As Michael Sherraden pointed out 20 years ago in his book Assets and the Poor: A New American Welfare Policy, the key to getting ahead is not income but assets. People play better and smarter when they have a stake in the system.
According to research, assets not only provide financial security, but they cause people to lead more stable lives, think in longer time frames, be more involved in community affairs, and have more hope for the future.
While many government programs discourage asset accumulation, causing low-income individuals to miss the psychological and tangible benefits of asset building, some states are trying a new approach. South Carolina is testing personal health accounts in a pilot project for Medicaid recipients. Participants get high-deductible insurance paired with savings accounts for medical expenses that aren’t covered by insurance, all funded by Medicaid. When program recipients increase their income and no longer qualify for Medicaid, they keep the balance in their health accounts.

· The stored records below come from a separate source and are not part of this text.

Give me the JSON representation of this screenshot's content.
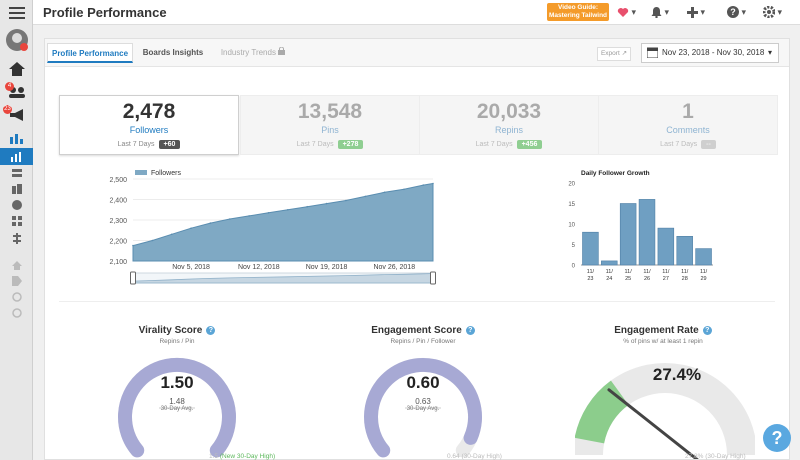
{
  "header": {
    "title": "Profile Performance",
    "video_guide_line1": "Video Guide:",
    "video_guide_line2": "Mastering Tailwind"
  },
  "sidebar": {
    "badges": {
      "team": "4",
      "campaigns": "23"
    }
  },
  "tabs": [
    {
      "label": "Profile Performance",
      "active": true
    },
    {
      "label": "Boards Insights",
      "active": false
    },
    {
      "label": "Industry Trends",
      "locked": true
    }
  ],
  "toolbar": {
    "export_label": "Export",
    "date_range": "Nov 23, 2018 - Nov 30, 2018"
  },
  "stats": [
    {
      "value": "2,478",
      "label": "Followers",
      "period": "Last 7 Days",
      "change": "+60"
    },
    {
      "value": "13,548",
      "label": "Pins",
      "period": "Last 7 Days",
      "change": "+278"
    },
    {
      "value": "20,033",
      "label": "Repins",
      "period": "Last 7 Days",
      "change": "+456"
    },
    {
      "value": "1",
      "label": "Comments",
      "period": "Last 7 Days",
      "change": "--"
    }
  ],
  "chart_data": [
    {
      "type": "area",
      "legend": "Followers",
      "legend_position": "top-left",
      "y_ticks": [
        "2,500",
        "2,400",
        "2,300",
        "2,200",
        "2,100"
      ],
      "ylim": [
        2100,
        2500
      ],
      "x_ticks": [
        "Nov 5, 2018",
        "Nov 12, 2018",
        "Nov 19, 2018",
        "Nov 26, 2018"
      ],
      "x": [
        "2018-10-30",
        "2018-11-01",
        "2018-11-03",
        "2018-11-05",
        "2018-11-07",
        "2018-11-09",
        "2018-11-11",
        "2018-11-13",
        "2018-11-15",
        "2018-11-17",
        "2018-11-19",
        "2018-11-21",
        "2018-11-23",
        "2018-11-25",
        "2018-11-27",
        "2018-11-29",
        "2018-11-30"
      ],
      "values": [
        2175,
        2200,
        2230,
        2260,
        2285,
        2305,
        2320,
        2335,
        2350,
        2365,
        2380,
        2395,
        2415,
        2435,
        2450,
        2470,
        2478
      ],
      "grid": true
    },
    {
      "type": "bar",
      "title": "Daily Follower Growth",
      "categories": [
        "11/ 23",
        "11/ 24",
        "11/ 25",
        "11/ 26",
        "11/ 27",
        "11/ 28",
        "11/ 29"
      ],
      "values": [
        8,
        1,
        15,
        16,
        9,
        7,
        4
      ],
      "y_ticks": [
        "20",
        "15",
        "10",
        "5",
        "0"
      ],
      "ylim": [
        0,
        20
      ]
    }
  ],
  "gauges": [
    {
      "title": "Virality Score",
      "subtitle": "Repins / Pin",
      "value": "1.50",
      "avg": "1.48",
      "avg_label": "30-Day Avg.",
      "footer_left": "1.5",
      "footer_right": "(New 30-Day High)"
    },
    {
      "title": "Engagement Score",
      "subtitle": "Repins / Pin / Follower",
      "value": "0.60",
      "avg": "0.63",
      "avg_label": "30-Day Avg.",
      "footer_right": "0.64 (30-Day High)"
    },
    {
      "title": "Engagement Rate",
      "subtitle": "% of pins w/ at least 1 repin",
      "value": "27.4%",
      "footer_right": "27.8% (30-Day High)"
    }
  ],
  "colors": {
    "accent": "#1f7bc0",
    "area_fill": "#7fa9c4",
    "bar_fill": "#6f9fc2",
    "gauge_purple": "#a7a9d4",
    "gauge_green": "#8ccd8c"
  },
  "help": "?"
}
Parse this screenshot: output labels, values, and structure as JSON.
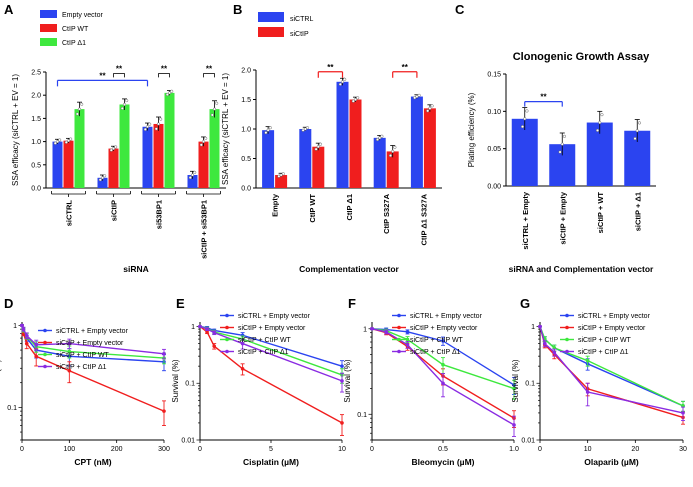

The program realizes the benefits that higher income individuals (and businesses) have already seen from switching to high deductible insurance paired with health savings accounts: People make smarter decisions about what health care they need or want when they have “skin in the game.” That “skin” is the balance of their health savings account.
Isn’t it time that Oregon think outside the box to incorporate asset building into its safety nets?
Christina Martin is Director of the Asset Ownership Project at Cascade Policy Institute, Oregon’s free market public policy research organization.